This work addresses the challenge of simultaneously achieving differential privacy, algorithmic fairness, and high classification accuracy in federated learning. The authors propose a two-stage algorithm, FDP-Fair, which enables privacy-preserving fair classification under demographic parity constraints in multi-server federated settings, along with a lightweight variant, CDP-Fair, tailored for single-server scenarios. A key contribution is the first systematic decomposition of the excess risk in private fair classification into four distinct sources: inherent classification cost, privacy-induced cost, non-private fairness cost, and private fairness cost, accompanied by rigorous theoretical guarantees. Empirical evaluations on both synthetic and real-world datasets demonstrate that the proposed methods effectively balance privacy, fairness, and accuracy, exhibiting strong practical utility.

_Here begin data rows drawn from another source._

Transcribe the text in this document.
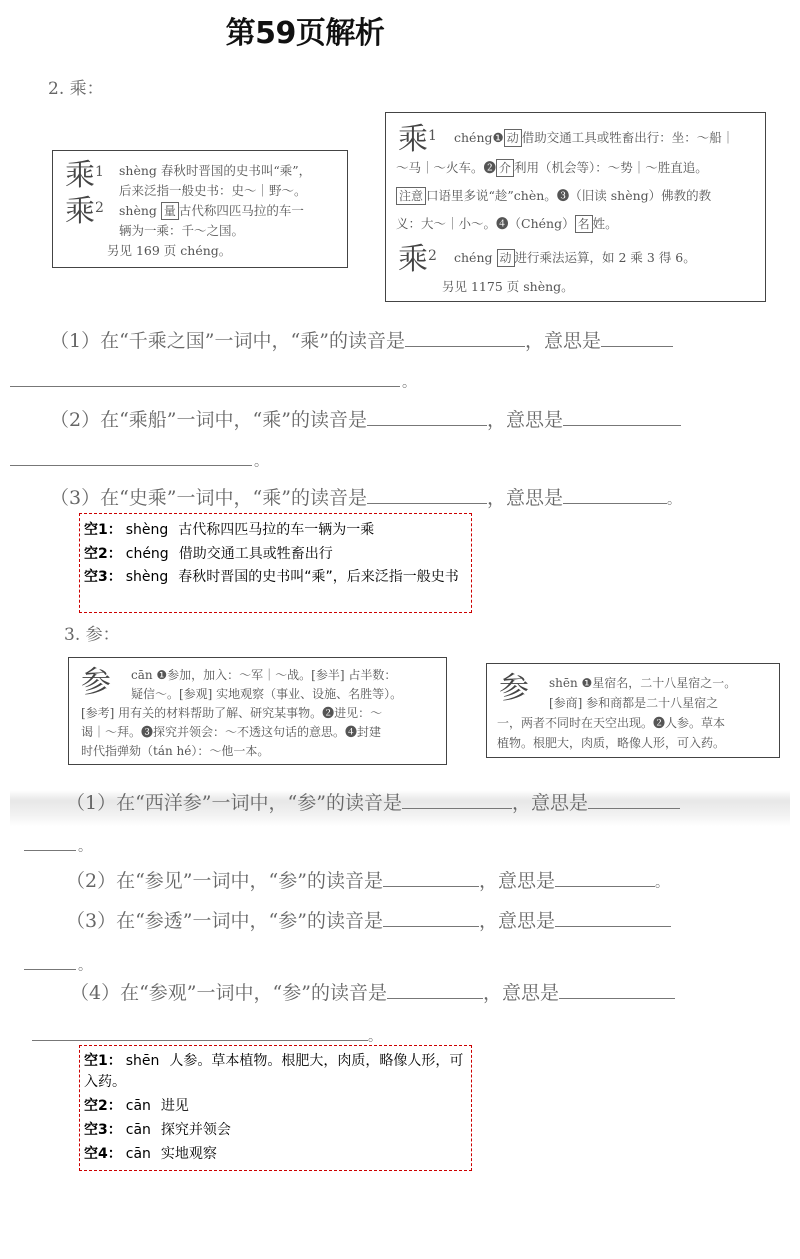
第59页解析
2. 乘：
乘1
乘2
shèng 春秋时晋国的史书叫“乘”，
后来泛指一般史书：史～｜野～。
shèng 量 古代称四匹马拉的车一
辆为一乘：千～之国。
另见 169 页 chéng。
乘1 chéng❶ 动 借助交通工具或牲畜出行：坐：～船｜
～马｜～火车。❷ 介 利用（机会等）：～势｜～胜直追。
注意 口语里多说“趁”chèn。❸（旧读 shèng）佛教的教
义：大～｜小～。❹（Chéng） 名 姓。
乘2 chéng 动 进行乘法运算，如 2 乘 3 得 6。
另见 1175 页 shèng。
（1）在“千乘之国”一词中，“乘”的读音是	，意思是
。
（2）在“乘船”一词中，“乘”的读音是	，意思是
。
（3）在“史乘”一词中，“乘”的读音是	，意思是	。
空1： shèng 古代称四匹马拉的车一辆为一乘
空2： chéng 借助交通工具或牲畜出行
空3： shèng 春秋时晋国的史书叫“乘”，后来泛指一般史书
3. 参：
参 cān ❶参加，加入：～军｜～战。[参半] 占半数：
疑信～。[参观] 实地观察（事业、设施、名胜等）。
[参考] 用有关的材料帮助了解、研究某事物。❷进见：～
谒｜～拜。❸探究并领会：～不透这句话的意思。❹封建
时代指弹劾（tán hé）：～他一本。
参 shēn ❶星宿名，二十八星宿之一。
[参商] 参和商都是二十八星宿之
一，两者不同时在天空出现。❷人参。草本
植物。根肥大，肉质，略像人形，可入药。
（1）在“西洋参”一词中，“参”的读音是	，意思是
。
（2）在“参见”一词中，“参”的读音是	，意思是	。
（3）在“参透”一词中，“参”的读音是	，意思是
。
（4）在“参观”一词中，“参”的读音是	，意思是
。
空1： shēn 人参。草本植物。根肥大，肉质，略像人形，可入药。
空2： cān 进见
空3： cān 探究并领会
空4： cān 实地观察
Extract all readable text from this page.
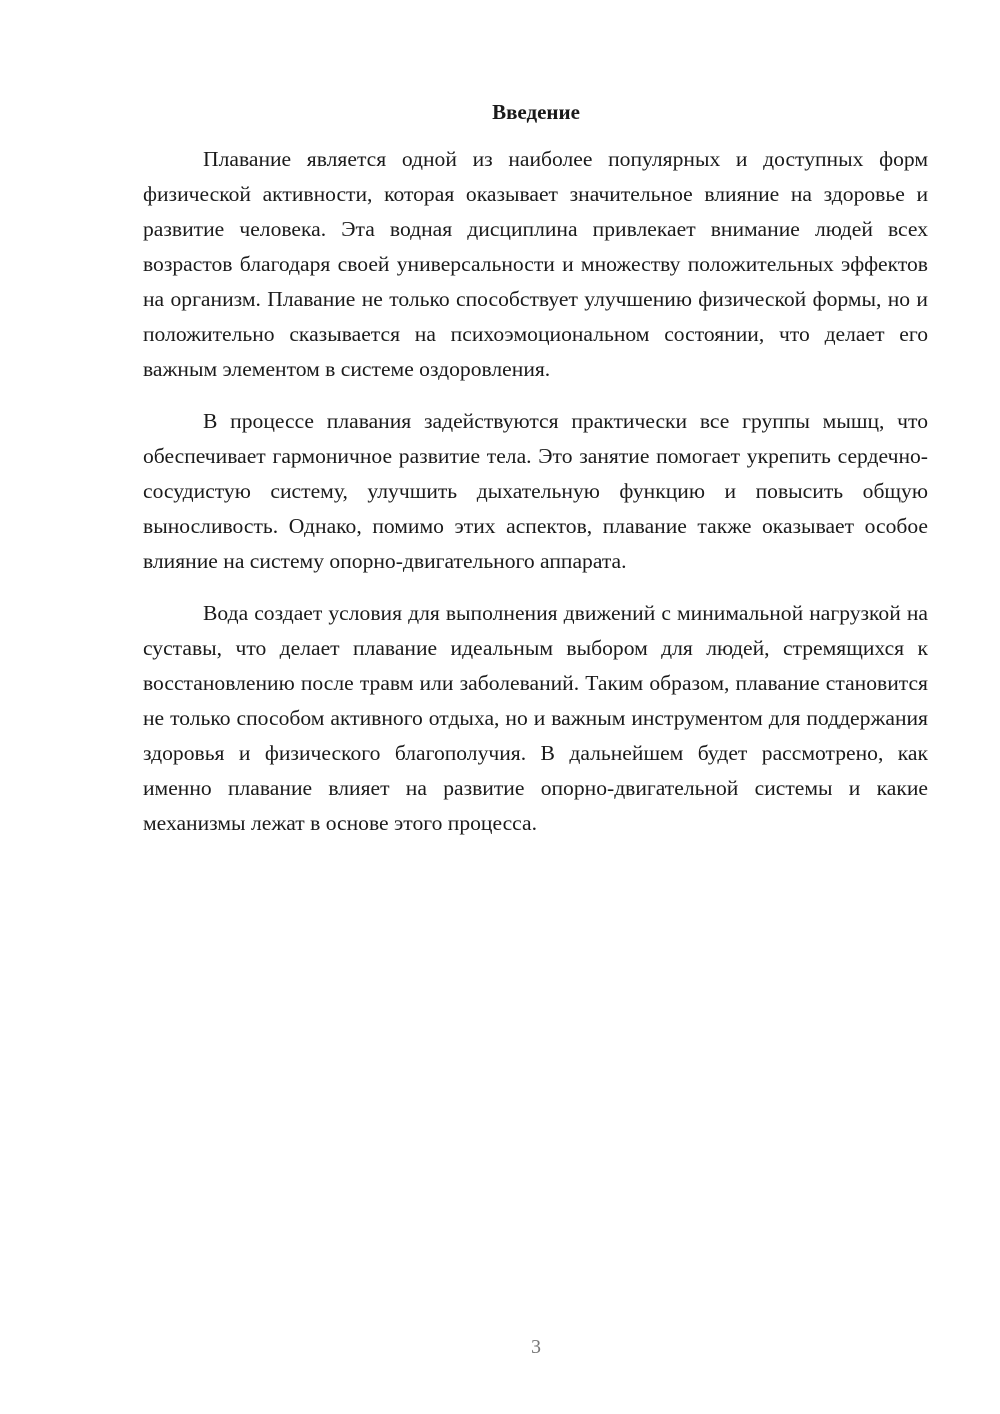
Введение

Плавание является одной из наиболее популярных и доступных форм физической активности, которая оказывает значительное влияние на здоровье и развитие человека. Эта водная дисциплина привлекает внимание людей всех возрастов благодаря своей универсальности и множеству положительных эффектов на организм. Плавание не только способствует улучшению физической формы, но и положительно сказывается на психоэмоциональном состоянии, что делает его важным элементом в системе оздоровления.

В процессе плавания задействуются практически все группы мышц, что обеспечивает гармоничное развитие тела. Это занятие помогает укрепить сердечно-сосудистую систему, улучшить дыхательную функцию и повысить общую выносливость. Однако, помимо этих аспектов, плавание также оказывает особое влияние на систему опорно-двигательного аппарата.

Вода создает условия для выполнения движений с минимальной нагрузкой на суставы, что делает плавание идеальным выбором для людей, стремящихся к восстановлению после травм или заболеваний. Таким образом, плавание становится не только способом активного отдыха, но и важным инструментом для поддержания здоровья и физического благополучия. В дальнейшем будет рассмотрено, как именно плавание влияет на развитие опорно-двигательной системы и какие механизмы лежат в основе этого процесса.

3
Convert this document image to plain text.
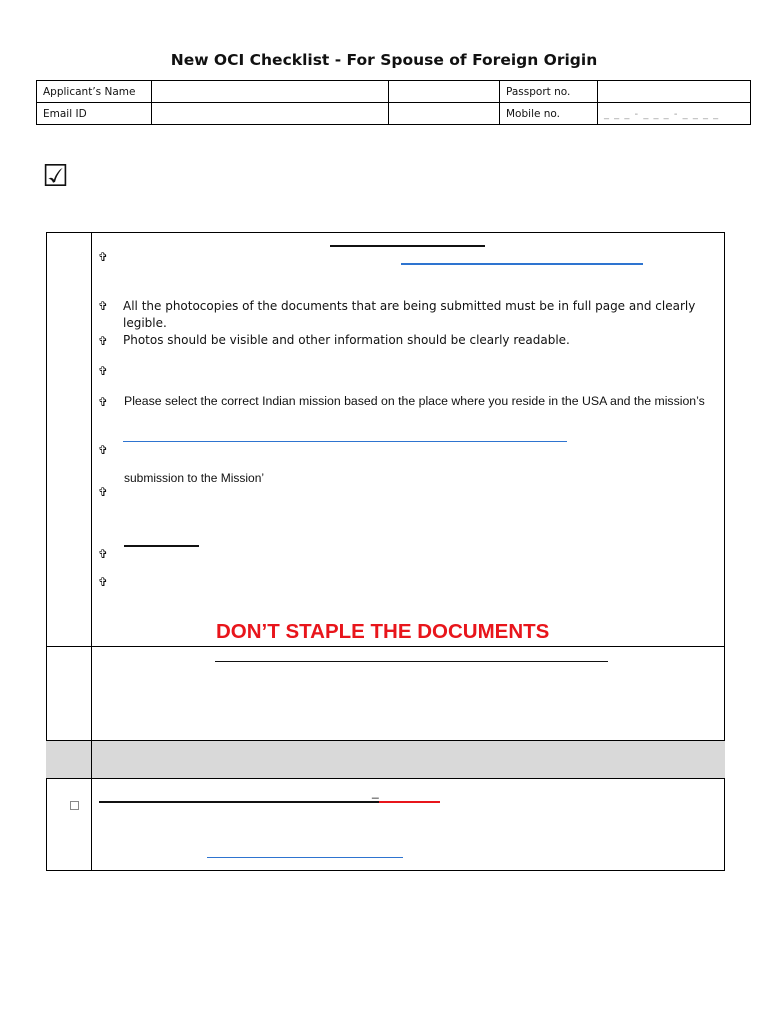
New OCI Checklist - For Spouse of Foreign Origin
Applicant’s Name			Passport no.	
Email ID			Mobile no.	_ _ _ - _ _ _ - _ _ _ _
☑
✞
✞ All the photocopies of the documents that are being submitted must be in full page and clearly legible.
Photos should be visible and other information should be clearly readable.
✞
✞
✞ Please select the correct Indian mission based on the place where you reside in the USA and the mission’s
✞
submission to the Mission’
✞
✞
✞
DON’T STAPLE THE DOCUMENTS
_
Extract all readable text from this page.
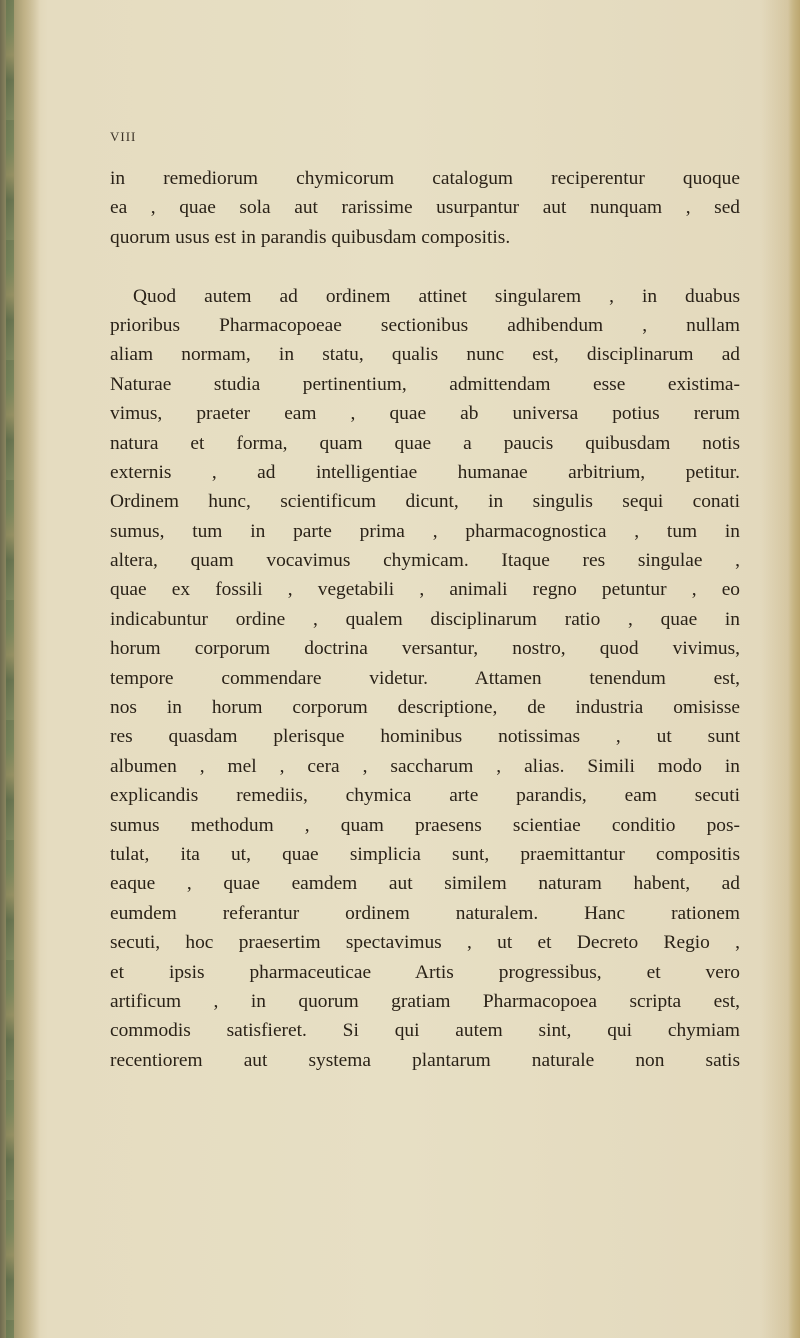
VIII
in remediorum chymicorum catalogum reciperentur quoque
ea , quae sola aut rarissime usurpantur aut nunquam , sed
quorum usus est in parandis quibusdam compositis.
Quod autem ad ordinem attinet singularem , in duabus
prioribus Pharmacopoeae sectionibus adhibendum , nullam
aliam normam, in statu, qualis nunc est, disciplinarum ad
Naturae studia pertinentium, admittendam esse existima-
vimus, praeter eam , quae ab universa potius rerum
natura et forma, quam quae a paucis quibusdam notis
externis , ad intelligentiae humanae arbitrium, petitur.
Ordinem hunc, scientificum dicunt, in singulis sequi conati
sumus, tum in parte prima , pharmacognostica , tum in
altera, quam vocavimus chymicam. Itaque res singulae ,
quae ex fossili , vegetabili , animali regno petuntur , eo
indicabuntur ordine , qualem disciplinarum ratio , quae in
horum corporum doctrina versantur, nostro, quod vivimus,
tempore commendare videtur. Attamen tenendum est,
nos in horum corporum descriptione, de industria omisisse
res quasdam plerisque hominibus notissimas , ut sunt
albumen , mel , cera , saccharum , alias. Simili modo in
explicandis remediis, chymica arte parandis, eam secuti
sumus methodum , quam praesens scientiae conditio pos-
tulat, ita ut, quae simplicia sunt, praemittantur compositis
eaque , quae eamdem aut similem naturam habent, ad
eumdem referantur ordinem naturalem. Hanc rationem
secuti, hoc praesertim spectavimus , ut et Decreto Regio ,
et ipsis pharmaceuticae Artis progressibus, et vero
artificum , in quorum gratiam Pharmacopoea scripta est,
commodis satisfieret. Si qui autem sint, qui chymiam
recentiorem aut systema plantarum naturale non satis
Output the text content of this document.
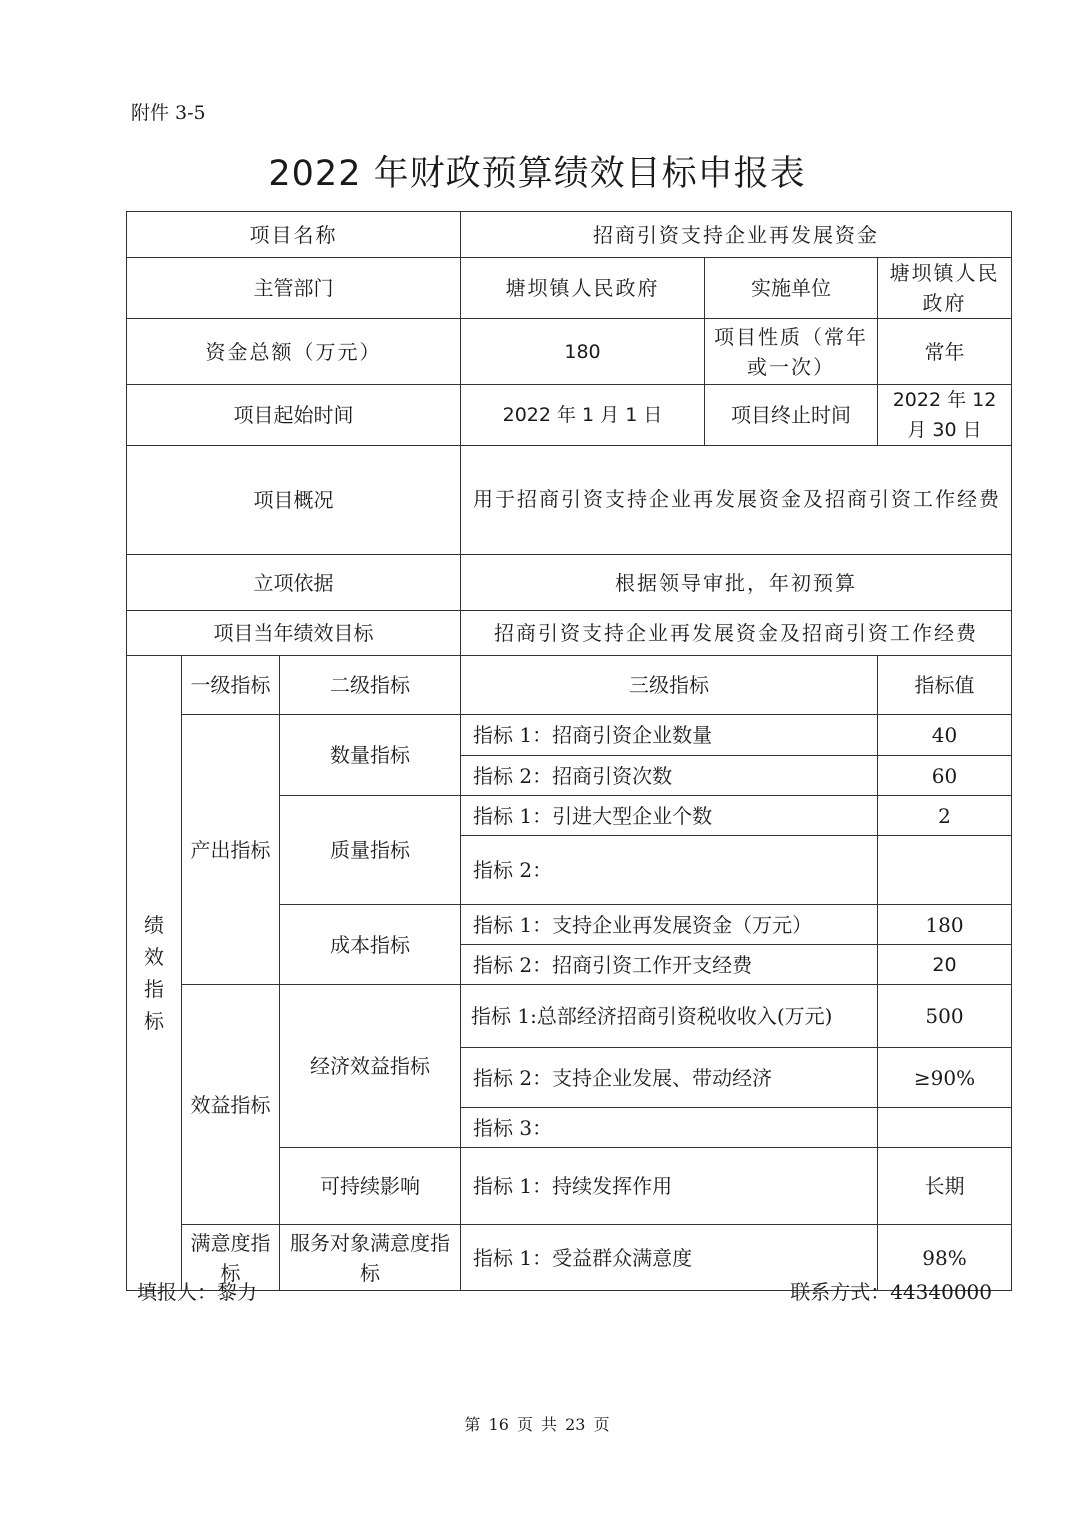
附件 3-5
2022 年财政预算绩效目标申报表
项目名称			招商引资支持企业再发展资金		
主管部门			塘坝镇人民政府	实施单位	塘坝镇人民政府
资金总额（万元）			180	项目性质（常年或一次）	常年
项目起始时间			2022 年 1 月 1 日	项目终止时间	2022 年 12 月 30 日
项目概况			用于招商引资支持企业再发展资金及招商引资工作经费		
立项依据			根据领导审批，年初预算		
项目当年绩效目标			招商引资支持企业再发展资金及招商引资工作经费		
绩效指标	一级指标	二级指标	三级指标		指标值
	产出指标	数量指标	指标 1：招商引资企业数量		40
			指标 2：招商引资次数		60
		质量指标	指标 1：引进大型企业个数		2
			指标 2：		
		成本指标	指标 1：支持企业再发展资金（万元）		180
			指标 2：招商引资工作开支经费		20
	效益指标	经济效益指标	指标 1:总部经济招商引资税收收入(万元)		500
			指标 2：支持企业发展、带动经济		≥90%
			指标 3：		
		可持续影响	指标 1：持续发挥作用		长期
	满意度指标	服务对象满意度指标	指标 1：受益群众满意度		98%
填报人：黎力	联系方式：44340000
第 16 页 共 23 页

Privacy and algorithmic fairness have become two central issues in modern machine learning. Although each has separately emerged as a rapidly growing research area, their joint effect remains comparatively under-explored. In this paper, we systematically study the joint impact of differential privacy and fairness on classification in a federated setting, where data are distributed across multiple servers. Targeting demographic disparity constrained classification under federated differential privacy, we propose a two-step algorithm, namely FDP-Fair. In the special case where there is only one server, we further propose a simple yet powerful algorithm, namely CDP-Fair, serving as a computationally-lightweight alternative. Under mild structural assumptions, theoretical guarantees on privacy, fairness and excess risk control are established. In particular, we disentangle the source of the private fairness-aware excess risk into a) intrinsic cost of classification, b) cost of private classification, c) non-private cost of fairness and d) private cost of fairness. Our theoretical findings are complemented by extensive numerical experiments on both synthetic and real datasets, highlighting the practicality of our designed algorithms.